Unbeknownst to the public, last Friday began the unfortunate next chapter for Parler’s Founder, now former-CEO John Matze. Yesterday, Matze announced that on January 29th the board of Parler sent communications to its employees that he no longer held the position of CEO. News, that may not have been all that surprising to listeners of his interview with Kara Swisher on the afternoon that insurrectionists stormed the Capitol.
What CEO John Matze was attempting to accomplish when he agreed to an interview with Kara Swisher that afternoon is still unclear – but he probably didn’t intend to get his app de-platformed at the height of its popularity. Unfortunately, a lot of people saw that as exactly what he did. Apple’s threat to remove Parler from their App Store and Amazon’s suspension notice both cited Matze’s interview, with him stating “he held no responsibility for any of this [Capitol Riots,]” as the reason for the site’s removal from their store and servers respectively.
From their developers, Apple and Amazon require not only an intent to moderate but a plan to remove people once infractions occur. And with Matze saying during their interview that he didn’t share those guidelines and Parler’s only hard rule was against doxxing, both companies felt that his attitude on freedom of speech was too laissez-faire for them. Ironically, in his memo to the staff Matze claimed the board of Parler removed him because he “advocated for more product stability and what he believed was a more effective approach to content moderation,” despite Kara Swisher asking him numerous times what his ultimate moderation goals were and responding that Parler was simply going to follow the law, “if it’s legal, it’s allowed.” Going on to say “we’re a neutral town square that just adheres to the law” seemingly misunderstanding, again, that the first amendment protects him from censorship by the United States Government, and has nothing to do with the User Licensing Agreements he agreed to when signing a contract with Apple and Amazon.

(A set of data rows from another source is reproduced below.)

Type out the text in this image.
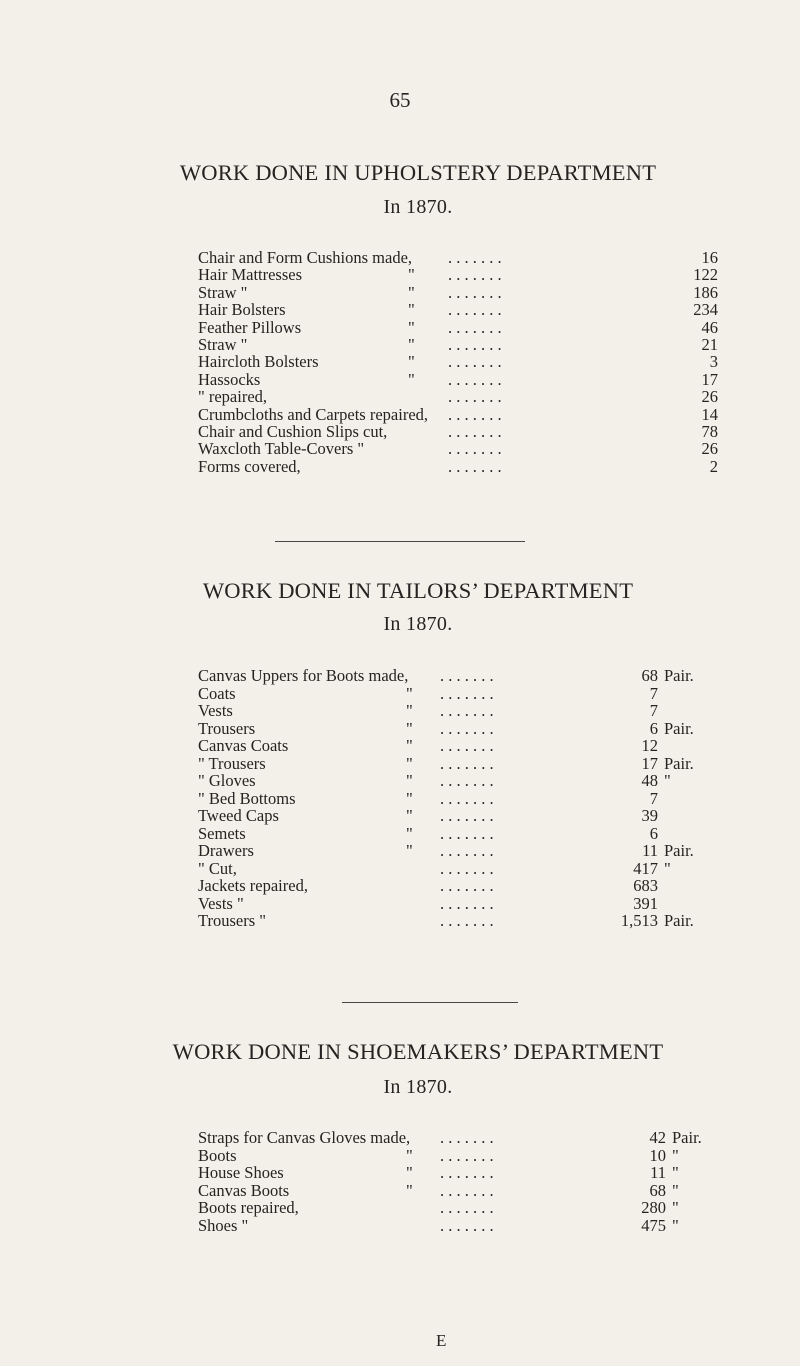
65
WORK DONE IN UPHOLSTERY DEPARTMENT
In 1870.
Chair and Form Cushions made, . . . . . . .	16
Hair Mattresses	" . . . . . . .	122
Straw "	" . . . . . . .	186
Hair Bolsters	" . . . . . . .	234
Feather Pillows	" . . . . . . .	46
Straw "	" . . . . . . .	21
Haircloth Bolsters	" . . . . . . .	3
Hassocks	" . . . . . . .	17
" repaired,	. . . . . . .	26
Crumbcloths and Carpets repaired, . . . . . . .	14
Chair and Cushion Slips cut,	. . . . . . .	78
Waxcloth Table-Covers "	. . . . . . .	26
Forms covered,	. . . . . . .	2
WORK DONE IN TAILORS’ DEPARTMENT
In 1870.
Canvas Uppers for Boots made, . . . . . . .	68 Pair.
Coats	" . . . . . . .	7
Vests	" . . . . . . .	7
Trousers	" . . . . . . .	6 Pair.
Canvas Coats	" . . . . . . .	12
" Trousers	" . . . . . . .	17 Pair.
" Gloves	" . . . . . . .	48 "
" Bed Bottoms	" . . . . . . .	7
Tweed Caps	" . . . . . . .	39
Semets	" . . . . . . .	6
Drawers	" . . . . . . .	11 Pair.
" Cut,	. . . . . . .	417 "
Jackets repaired,	. . . . . . .	683
Vests "	. . . . . . .	391
Trousers "	. . . . . . .	1,513 Pair.
WORK DONE IN SHOEMAKERS’ DEPARTMENT
In 1870.
Straps for Canvas Gloves made, . . . . . . .	42 Pair.
Boots	" . . . . . . .	10 "
House Shoes	" . . . . . . .	11 "
Canvas Boots	" . . . . . . .	68 "
Boots repaired,	. . . . . . .	280 "
Shoes "	. . . . . . .	475 "
E
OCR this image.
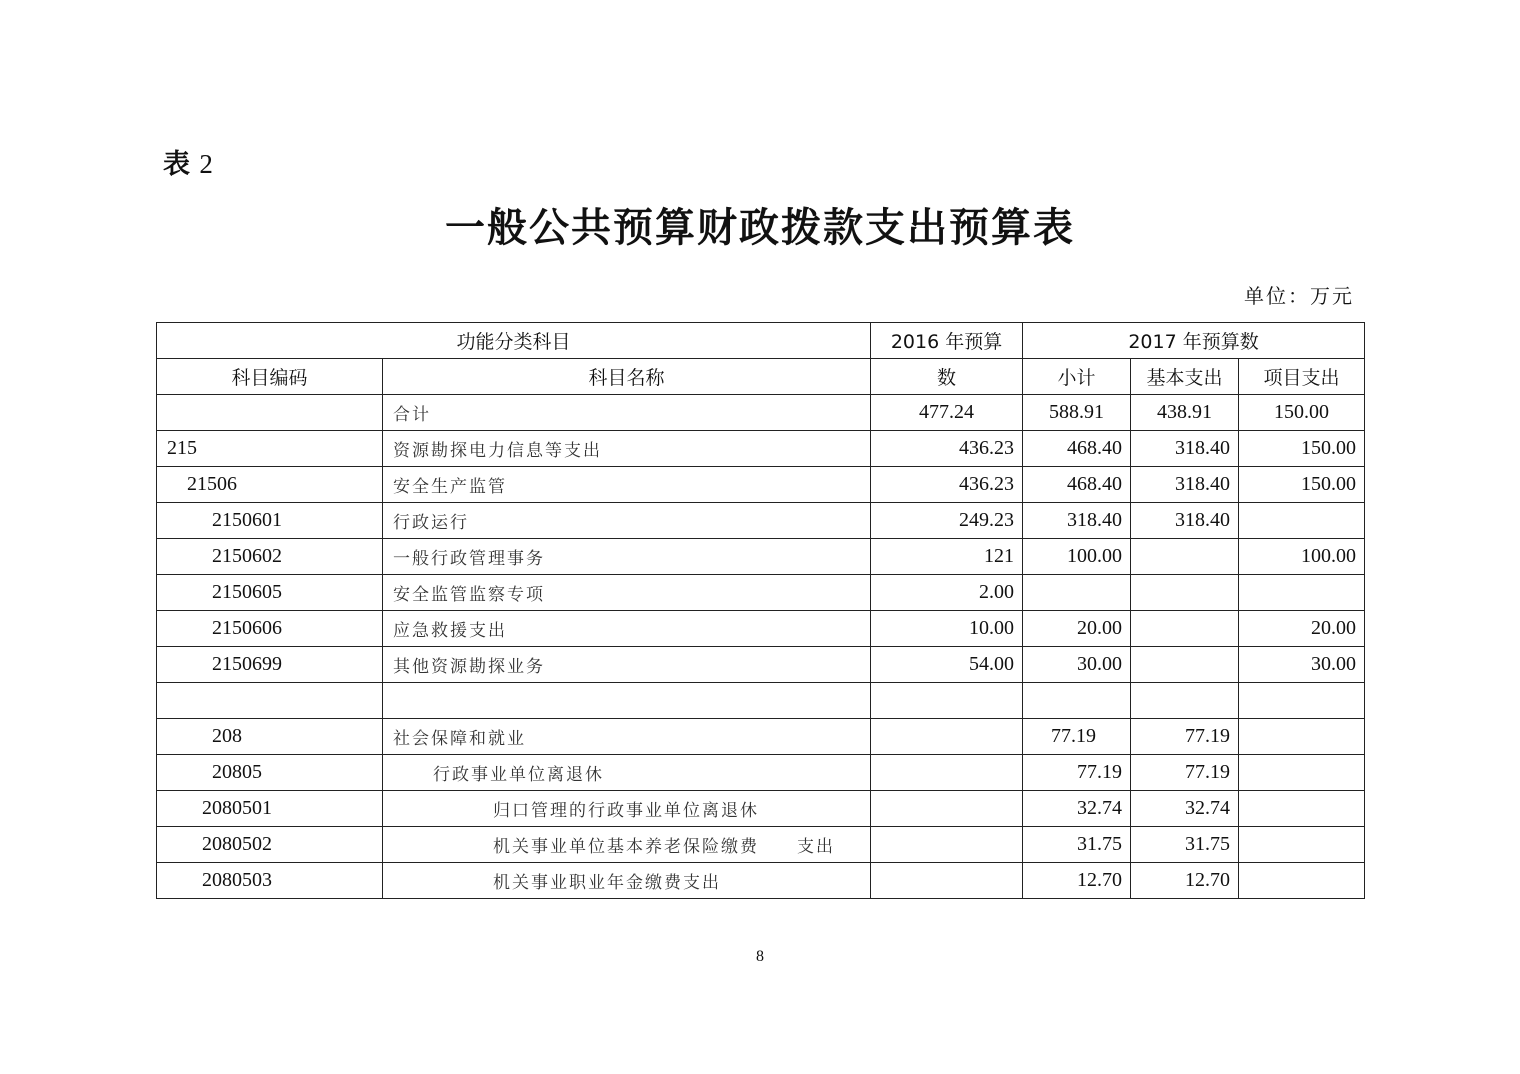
表 2
一般公共预算财政拨款支出预算表
单位：万元
功能分类科目		2016 年预算	2017 年预算数		
科目编码	科目名称	数	小计	基本支出	项目支出
	合计	477.24	588.91	438.91	150.00
215	资源勘探电力信息等支出	436.23	468.40	318.40	150.00
21506	安全生产监管	436.23	468.40	318.40	150.00
2150601	行政运行	249.23	318.40	318.40	
2150602	一般行政管理事务	121	100.00		100.00
2150605	安全监管监察专项	2.00			
2150606	应急救援支出	10.00	20.00		20.00
2150699	其他资源勘探业务	54.00	30.00		30.00

208	社会保障和就业		77.19	77.19	
20805	行政事业单位离退休		77.19	77.19	
2080501	归口管理的行政事业单位离退休		32.74	32.74	
2080502	机关事业单位基本养老保险缴费　　支出		31.75	31.75	
2080503	机关事业职业年金缴费支出		12.70	12.70	
8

In a real town square, he would be allowed to host all the hate-filled speech that he wanted, but online, if it falls outside of the hosting company’s guidelines – that company is fully within their right to kick him out. A fact that at least his lawyers understood when filing their lawsuit against AWS, choosing to argue instead that the “attack” was a personal attempt to take them down, in anticipation of AWS’ new contract to host Twitter (thus asking the court to restrain their suspension so that they could move their platform to another service provider.) Unfortunately for Parler, and ultimately John Matze, their requested injunction was denied. Judge Barbara Rothstein argued that “even after the attack on the U.S. Capitol the company decided not to take down posts threatening public safety” that it was “within Amazon’s rights to punish the company over its refusal.”
In retrospect, onlookers may pause to say that the board’s decision was impulsive – that the 27-year-old founder / CEO deserves the room and time to make mistakes – and in some aspects, I agree. If his only mistake was to unintentionally run afoul of guidelines put in place by the site’s hosts and owners of the stores he needs to reach potential customers – fine. But his mistake wasn’t that he broke the rules. His mistake, and I’m not even sure it can be called that, is that he lacks any understanding of how his management of the company landed them in the position they’re currently in. Following his firing, he continued to say he didn’t understand why he was let go, that his vision was “pretty aligned” with what the board wanted and that there was no way the unprecedented removal from Amazon’s Servers could be blamed on him. He argued that, following their removal from the three platforms (saying nothing of the Capitol Riots), he thought they should design a way to keep free speech at the center of their platform while using “authoritative” A.I. and software to proactively flag content (rather than letting humans flag it, as the site had previously done.) and then have a jury check it if there were any complaints. While his inability to see the role he played in all of this borders on delusion, I believe what ultimately cost him his job was his patent naivete when it came to content moderation. When you market yourself as a free-speech haven, there’s going to be more vile content than there are jurors to oversee the appeal process. His vision for the platform could not scale, and he was unwilling to do it any other way.
tl;dr
– Yesterday John Matze sent a memo to employees at Parler informing them that as of January 29th, he was no longer CEO of the company.
– Just two weeks prior, both Apple and Amazon quoted him saying “I don’t feel responsible for this [the events at the Capitol] and neither should the platform” as their reason why the app would be pulled from their services. Without a moderation system in place, Parler was in breach of both contracts.
– After being removed from Amazon Web Services, Parler sued AWS for an injunction – asking they give them 30 days they felt their contract entitled them to – so they could find another host and transfer all of their website data without any downtime on the user’s-end. The court said no.
– In his memo, Matze claimed he was kicked out because of his “belief in free speech;” that he was “advocating for product stability and a more effective approach to moderation.” But the second sentence stands not only in opposition to the first, but to the point he tried to make numerous times in his interview with Kara Swisher. As a staunch supporter of the first amendment he was unwilling to change his content moderation system, and Parler’s board decided to put survival above principle.